The association submission in response to the draft variation plan made 13 recommendations to the nine-hectare development that foreshadows a residential development (up to 200 dwellings), with a building maximum of four storeys, demonstration housing, a craft workshop, a social enterprise and a one-hectare neighbourhood park.
Three of the 13 recommendations made were around the trees on the block with the association calling for the retention of all trees, pointing to the ACT government’s own target of a canopy tree cover that is 30 per cent by 2045.
“This new government strategy, the urban forest strategy is that Canberrans enjoy equitable distribution of canopy coverage. If you remove those large stands of trees, it’s really not helping that,” says Megan, 55, of Watson.
“We believe it’s important to maintain the character of Section 76, which is currently surrounded by trees on all sides so removing those trees is not in support of maintaining that character.”
While the draft variation plan does note the desire to retain a portion of the trees on the western boundary of the block, due to the trees being a habitat for the threatened Superb Parrot, and does seek to retain as many trees as possible, the association would like certainty around what that will actually look like.
An ACT government spokesperson says the 2020 tree assessment will help inform the planning stage and notes that the trees may have value in other ways, such as a wind buffer, canopy cover, climate regulation, wildlife movement and visual appeal.
“Our recommendation was that the trees down that eastern boundary, those large pines, would be included into the parkland and wouldn’t be available for residential development,” Megan says.
“There doesn’t seem to be any clear guidance about what’s going to happen to the trees along Aspinall Street.”
While Megan understands that some of the trees are old and would need replacement, she’s not sold on the idea of replacing some of the exotic, established trees, with natives.
“Could you imagine going to Narrabundah and Yarralumla and saying: ‘Sorry those street trees are inappropriate, we’re going to remove them and put in natives’,” she says.
However, she fears that much of Watson will lose its ability to have magnificent, established trees with the suburb being divided into more and more smaller blocks.
“Older Watson had larger blocks so both the government and the residents could grow big trees and with all the smaller blocks in medium density, you don’t have that capacity for it to ever have large established trees,” she says.
“Lots of the really desirable parts of Canberra have very leafy canopies but in the long term there won’t be the room to have those established trees here.”
Overall, Megan says, the association would love to see the government work with developers who have the same goals that they do as their baseline.
And best-case scenario?
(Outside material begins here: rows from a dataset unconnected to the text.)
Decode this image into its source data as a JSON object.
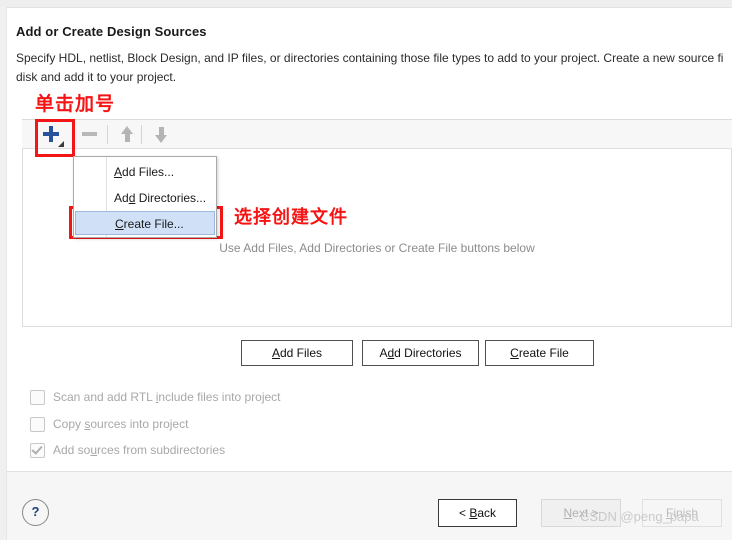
{
  "dialog": {
    "title": "Add or Create Design Sources",
    "description_line1": "Specify HDL, netlist, Block Design, and IP files, or directories containing those file types to add to your project. Create a new source fi",
    "description_line2": "disk and add it to your project."
  },
  "annotations": {
    "click_plus": "单击加号",
    "choose_create_file": "选择创建文件",
    "box_color": "#f21616"
  },
  "toolbar": {
    "add_icon": "plus-icon",
    "remove_icon": "minus-icon",
    "move_up_icon": "arrow-up-icon",
    "move_down_icon": "arrow-down-icon",
    "add_icon_color": "#26539b",
    "disabled_icon_color": "#b4b4b4"
  },
  "menu": {
    "items": [
      {
        "prefix": "",
        "mnemonic": "A",
        "suffix": "dd Files...",
        "selected": false
      },
      {
        "prefix": "Ad",
        "mnemonic": "d",
        "suffix": " Directories...",
        "selected": false
      },
      {
        "prefix": "",
        "mnemonic": "C",
        "suffix": "reate File...",
        "selected": true
      }
    ],
    "selected_bg": "#cfe0f7"
  },
  "list_panel": {
    "empty_text": "Use Add Files, Add Directories or Create File buttons below"
  },
  "action_buttons": [
    {
      "prefix": "",
      "mnemonic": "A",
      "suffix": "dd Files"
    },
    {
      "prefix": "A",
      "mnemonic": "d",
      "suffix": "d Directories"
    },
    {
      "prefix": "",
      "mnemonic": "C",
      "suffix": "reate File"
    }
  ],
  "options": [
    {
      "prefix": "Scan and add RTL ",
      "mnemonic": "i",
      "suffix": "nclude files into project",
      "checked": false,
      "enabled": false
    },
    {
      "prefix": "Copy ",
      "mnemonic": "s",
      "suffix": "ources into project",
      "checked": false,
      "enabled": false
    },
    {
      "prefix": "Add so",
      "mnemonic": "u",
      "suffix": "rces from subdirectories",
      "checked": true,
      "enabled": false
    }
  ],
  "footer": {
    "help_label": "?",
    "back": {
      "prefix": "< ",
      "mnemonic": "B",
      "suffix": "ack",
      "enabled": true
    },
    "next": {
      "prefix": "",
      "mnemonic": "N",
      "suffix": "ext >",
      "enabled": false
    },
    "finish": {
      "prefix": "",
      "mnemonic": "F",
      "suffix": "inish",
      "enabled": false
    }
  },
  "watermark": "CSDN @peng_papa"
}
The trees are kept outside of the development.
However, the best-case scenario for another Watson resident, Max Pouwer, 66, is for the development to not go ahead at all, and for the space to be turned into a revegetation site.
“We’ve already got so many housing estates in Watson and quite high density, my preference would be to keep this as a natural area and possibly improve it in terms of replanting with other native vegetation, rather than turning it into another high-density development,” he says.
But Max, a Friends of Mount Majura member, can’t see that happening, saying the development would be difficult to derail now.
“If it’s going to go ahead maybe we can remediate a few things, and the thing that concerns me the most is this potential of planting new exotic species,” he says.
“But on the other side, they should be left because they’re already mature and provide a habitat for the Superb Parrot.
“These are all mature trees, 50 years old or more, you can’t replace that. It will take another 20 or 30 years, even if you have fast-growing species, before you’re going to have the same habitat that you had before.”